午後からの取材で始めに向かったのは、由宇町の海岸沿いにある通称"ハワイ通り"と呼んでいた場所。この呼び方で合っているのか分かりませんが、今回は子どもの頃に呼んでいた名称で書かせていただきます。
(編集部注)「ハワイ通り」の正式名称は「南沖(みなみおき)親水公園」といいます。
由宇町には灘小学校から転校した小学4年生の夏から高校3年生まで住んでいました。家から歩いてすぐのところに海があり、この海岸沿いのヤシの木が並んだハワイ通りは友達としゃべったり一人で考え事をするにはちょうど良い場所でした。
この日はお天気も良くて堤防の方にも釣り人がチラホラ見かけられます。やっぱり瀬戸内海の穏やかな海は良いですね。
引越をして初めのうちは慣れないことも多かったし、新しい友達が出来たりで変化に順応しようと頑張っていたように思います。今でも仲良くしてくれている友達に出会ったのもこの時期でした。
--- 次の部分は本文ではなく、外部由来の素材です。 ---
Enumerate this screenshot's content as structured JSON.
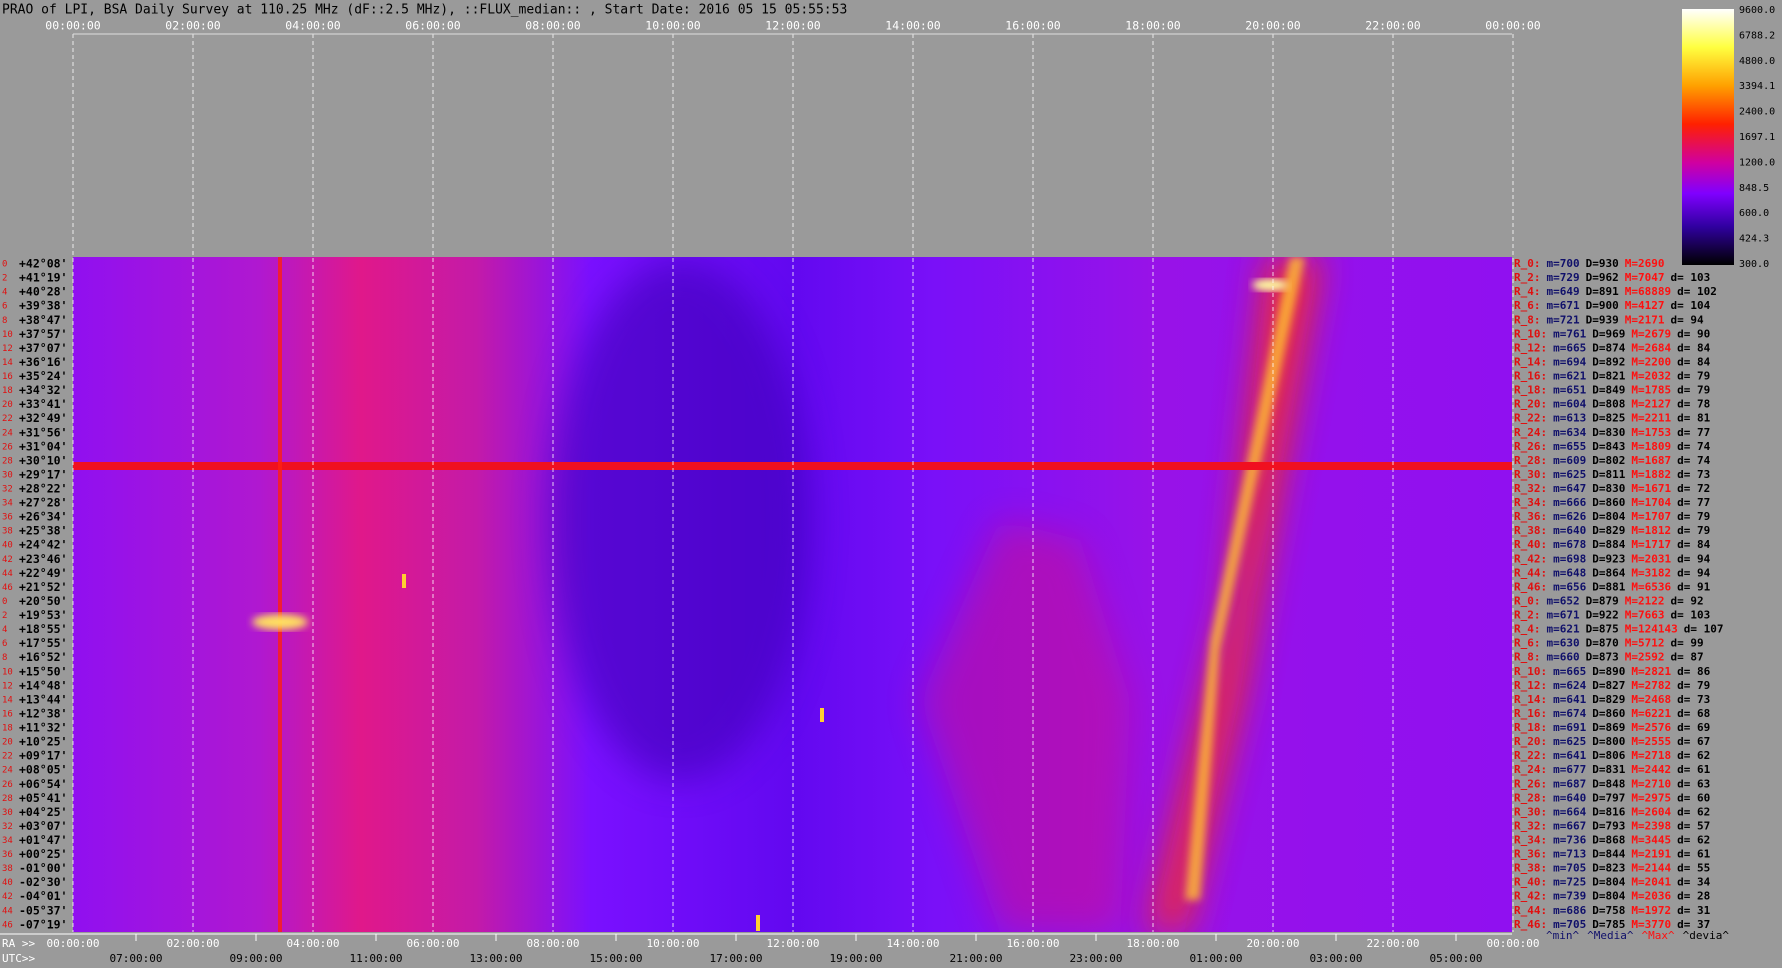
{
  "header": {
    "title": "PRAO of LPI, BSA Daily Survey at 110.25 MHz (dF::2.5 MHz), ::FLUX_median:: , Start Date: 2016 05 15 05:55:53"
  },
  "top_axis": {
    "labels": [
      "00:00:00",
      "02:00:00",
      "04:00:00",
      "06:00:00",
      "08:00:00",
      "10:00:00",
      "12:00:00",
      "14:00:00",
      "16:00:00",
      "18:00:00",
      "20:00:00",
      "22:00:00",
      "00:00:00"
    ]
  },
  "colorbar": {
    "ticks": [
      "9600.0",
      "6788.2",
      "4800.0",
      "3394.1",
      "2400.0",
      "1697.1",
      "1200.0",
      "848.5",
      "600.0",
      "424.3",
      "300.0"
    ]
  },
  "rows": {
    "index": [
      "0",
      "2",
      "4",
      "6",
      "8",
      "10",
      "12",
      "14",
      "16",
      "18",
      "20",
      "22",
      "24",
      "26",
      "28",
      "30",
      "32",
      "34",
      "36",
      "38",
      "40",
      "42",
      "44",
      "46",
      "0",
      "2",
      "4",
      "6",
      "8",
      "10",
      "12",
      "14",
      "16",
      "18",
      "20",
      "22",
      "24",
      "26",
      "28",
      "30",
      "32",
      "34",
      "36",
      "38",
      "40",
      "42",
      "44",
      "46"
    ],
    "declination": [
      "+42°08'",
      "+41°19'",
      "+40°28'",
      "+39°38'",
      "+38°47'",
      "+37°57'",
      "+37°07'",
      "+36°16'",
      "+35°24'",
      "+34°32'",
      "+33°41'",
      "+32°49'",
      "+31°56'",
      "+31°04'",
      "+30°10'",
      "+29°17'",
      "+28°22'",
      "+27°28'",
      "+26°34'",
      "+25°38'",
      "+24°42'",
      "+23°46'",
      "+22°49'",
      "+21°52'",
      "+20°50'",
      "+19°53'",
      "+18°55'",
      "+17°55'",
      "+16°52'",
      "+15°50'",
      "+14°48'",
      "+13°44'",
      "+12°38'",
      "+11°32'",
      "+10°25'",
      "+09°17'",
      "+08°05'",
      "+06°54'",
      "+05°41'",
      "+04°25'",
      "+03°07'",
      "+01°47'",
      "+00°25'",
      "-01°00'",
      "-02°30'",
      "-04°01'",
      "-05°37'",
      "-07°19'"
    ]
  },
  "stats": [
    {
      "label": "R_0:",
      "m": "m=700",
      "D": "D=930",
      "M": "M=2690"
    },
    {
      "label": "R_2:",
      "m": "m=729",
      "D": "D=962",
      "M": "M=7047",
      "d": "d= 103"
    },
    {
      "label": "R_4:",
      "m": "m=649",
      "D": "D=891",
      "M": "M=68889",
      "d": "d= 102"
    },
    {
      "label": "R_6:",
      "m": "m=671",
      "D": "D=900",
      "M": "M=4127",
      "d": "d= 104"
    },
    {
      "label": "R_8:",
      "m": "m=721",
      "D": "D=939",
      "M": "M=2171",
      "d": "d= 94"
    },
    {
      "label": "R_10:",
      "m": "m=761",
      "D": "D=969",
      "M": "M=2679",
      "d": "d= 90"
    },
    {
      "label": "R_12:",
      "m": "m=665",
      "D": "D=874",
      "M": "M=2684",
      "d": "d= 84"
    },
    {
      "label": "R_14:",
      "m": "m=694",
      "D": "D=892",
      "M": "M=2200",
      "d": "d= 84"
    },
    {
      "label": "R_16:",
      "m": "m=621",
      "D": "D=821",
      "M": "M=2032",
      "d": "d= 79"
    },
    {
      "label": "R_18:",
      "m": "m=651",
      "D": "D=849",
      "M": "M=1785",
      "d": "d= 79"
    },
    {
      "label": "R_20:",
      "m": "m=604",
      "D": "D=808",
      "M": "M=2127",
      "d": "d= 78"
    },
    {
      "label": "R_22:",
      "m": "m=613",
      "D": "D=825",
      "M": "M=2211",
      "d": "d= 81"
    },
    {
      "label": "R_24:",
      "m": "m=634",
      "D": "D=830",
      "M": "M=1753",
      "d": "d= 77"
    },
    {
      "label": "R_26:",
      "m": "m=655",
      "D": "D=843",
      "M": "M=1809",
      "d": "d= 74"
    },
    {
      "label": "R_28:",
      "m": "m=609",
      "D": "D=802",
      "M": "M=1687",
      "d": "d= 74"
    },
    {
      "label": "R_30:",
      "m": "m=625",
      "D": "D=811",
      "M": "M=1882",
      "d": "d= 73"
    },
    {
      "label": "R_32:",
      "m": "m=647",
      "D": "D=830",
      "M": "M=1671",
      "d": "d= 72"
    },
    {
      "label": "R_34:",
      "m": "m=666",
      "D": "D=860",
      "M": "M=1704",
      "d": "d= 77"
    },
    {
      "label": "R_36:",
      "m": "m=626",
      "D": "D=804",
      "M": "M=1707",
      "d": "d= 79"
    },
    {
      "label": "R_38:",
      "m": "m=640",
      "D": "D=829",
      "M": "M=1812",
      "d": "d= 79"
    },
    {
      "label": "R_40:",
      "m": "m=678",
      "D": "D=884",
      "M": "M=1717",
      "d": "d= 84"
    },
    {
      "label": "R_42:",
      "m": "m=698",
      "D": "D=923",
      "M": "M=2031",
      "d": "d= 94"
    },
    {
      "label": "R_44:",
      "m": "m=648",
      "D": "D=864",
      "M": "M=3182",
      "d": "d= 94"
    },
    {
      "label": "R_46:",
      "m": "m=656",
      "D": "D=881",
      "M": "M=6536",
      "d": "d= 91"
    },
    {
      "label": "R_0:",
      "m": "m=652",
      "D": "D=879",
      "M": "M=2122",
      "d": "d= 92"
    },
    {
      "label": "R_2:",
      "m": "m=671",
      "D": "D=922",
      "M": "M=7663",
      "d": "d= 103"
    },
    {
      "label": "R_4:",
      "m": "m=621",
      "D": "D=875",
      "M": "M=124143",
      "d": "d= 107"
    },
    {
      "label": "R_6:",
      "m": "m=630",
      "D": "D=870",
      "M": "M=5712",
      "d": "d= 99"
    },
    {
      "label": "R_8:",
      "m": "m=660",
      "D": "D=873",
      "M": "M=2592",
      "d": "d= 87"
    },
    {
      "label": "R_10:",
      "m": "m=665",
      "D": "D=890",
      "M": "M=2821",
      "d": "d= 86"
    },
    {
      "label": "R_12:",
      "m": "m=624",
      "D": "D=827",
      "M": "M=2782",
      "d": "d= 79"
    },
    {
      "label": "R_14:",
      "m": "m=641",
      "D": "D=829",
      "M": "M=2468",
      "d": "d= 73"
    },
    {
      "label": "R_16:",
      "m": "m=674",
      "D": "D=860",
      "M": "M=6221",
      "d": "d= 68"
    },
    {
      "label": "R_18:",
      "m": "m=691",
      "D": "D=869",
      "M": "M=2576",
      "d": "d= 69"
    },
    {
      "label": "R_20:",
      "m": "m=625",
      "D": "D=800",
      "M": "M=2555",
      "d": "d= 67"
    },
    {
      "label": "R_22:",
      "m": "m=641",
      "D": "D=806",
      "M": "M=2718",
      "d": "d= 62"
    },
    {
      "label": "R_24:",
      "m": "m=677",
      "D": "D=831",
      "M": "M=2442",
      "d": "d= 61"
    },
    {
      "label": "R_26:",
      "m": "m=687",
      "D": "D=848",
      "M": "M=2710",
      "d": "d= 63"
    },
    {
      "label": "R_28:",
      "m": "m=640",
      "D": "D=797",
      "M": "M=2975",
      "d": "d= 60"
    },
    {
      "label": "R_30:",
      "m": "m=664",
      "D": "D=816",
      "M": "M=2604",
      "d": "d= 62"
    },
    {
      "label": "R_32:",
      "m": "m=667",
      "D": "D=793",
      "M": "M=2398",
      "d": "d= 57"
    },
    {
      "label": "R_34:",
      "m": "m=736",
      "D": "D=868",
      "M": "M=3445",
      "d": "d= 62"
    },
    {
      "label": "R_36:",
      "m": "m=713",
      "D": "D=844",
      "M": "M=2191",
      "d": "d= 61"
    },
    {
      "label": "R_38:",
      "m": "m=705",
      "D": "D=823",
      "M": "M=2144",
      "d": "d= 55"
    },
    {
      "label": "R_40:",
      "m": "m=725",
      "D": "D=804",
      "M": "M=2041",
      "d": "d= 34"
    },
    {
      "label": "R_42:",
      "m": "m=739",
      "D": "D=804",
      "M": "M=2036",
      "d": "d= 28"
    },
    {
      "label": "R_44:",
      "m": "m=686",
      "D": "D=758",
      "M": "M=1972",
      "d": "d= 31"
    },
    {
      "label": "R_46:",
      "m": "m=705",
      "D": "D=785",
      "M": "M=3770",
      "d": "d= 37"
    }
  ],
  "stats_footer": {
    "min": "^min^",
    "median": "^Media^",
    "max": "^Max^",
    "deviation": "^devia^"
  },
  "bottom_axis": {
    "ra_prefix": "RA >>",
    "ra_labels": [
      "00:00:00",
      "02:00:00",
      "04:00:00",
      "06:00:00",
      "08:00:00",
      "10:00:00",
      "12:00:00",
      "14:00:00",
      "16:00:00",
      "18:00:00",
      "20:00:00",
      "22:00:00",
      "00:00:00"
    ],
    "utc_prefix": "UTC>>",
    "utc_labels": [
      "07:00:00",
      "09:00:00",
      "11:00:00",
      "13:00:00",
      "15:00:00",
      "17:00:00",
      "19:00:00",
      "21:00:00",
      "23:00:00",
      "01:00:00",
      "03:00:00",
      "05:00:00"
    ]
  }
}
そして小学校高学年から高校生までの思春期は、何だか色んなことで悩んだり将来のことなどを考えたりしていたなぁと懐かしくなります。
この時期に悩みや不安があったのは将来のこともありますが、一番大きかったのは母の病気が分かって余命が長くないと知ったことでした。
母は闘病の末に私が高校2年生の夏に亡くなって、実際に絵の仕事をする姿を見せることは出来ませんでしたが、将来に向けて頑張れたのは母を安心させてあげたいとか、母に語った夢を実現させるんだとか、そういう気持ちになれたからだと思います。
今は寂しさも乗り越えて、母のことを懐かしく思い返すことができるようになっています。いろんな事があった時期でしたが、あの頃の私はぼんやりと海を眺められる場所が近くにあって随分癒されていました。
瀬戸内海を見るとほっとするのは今でも変わりません。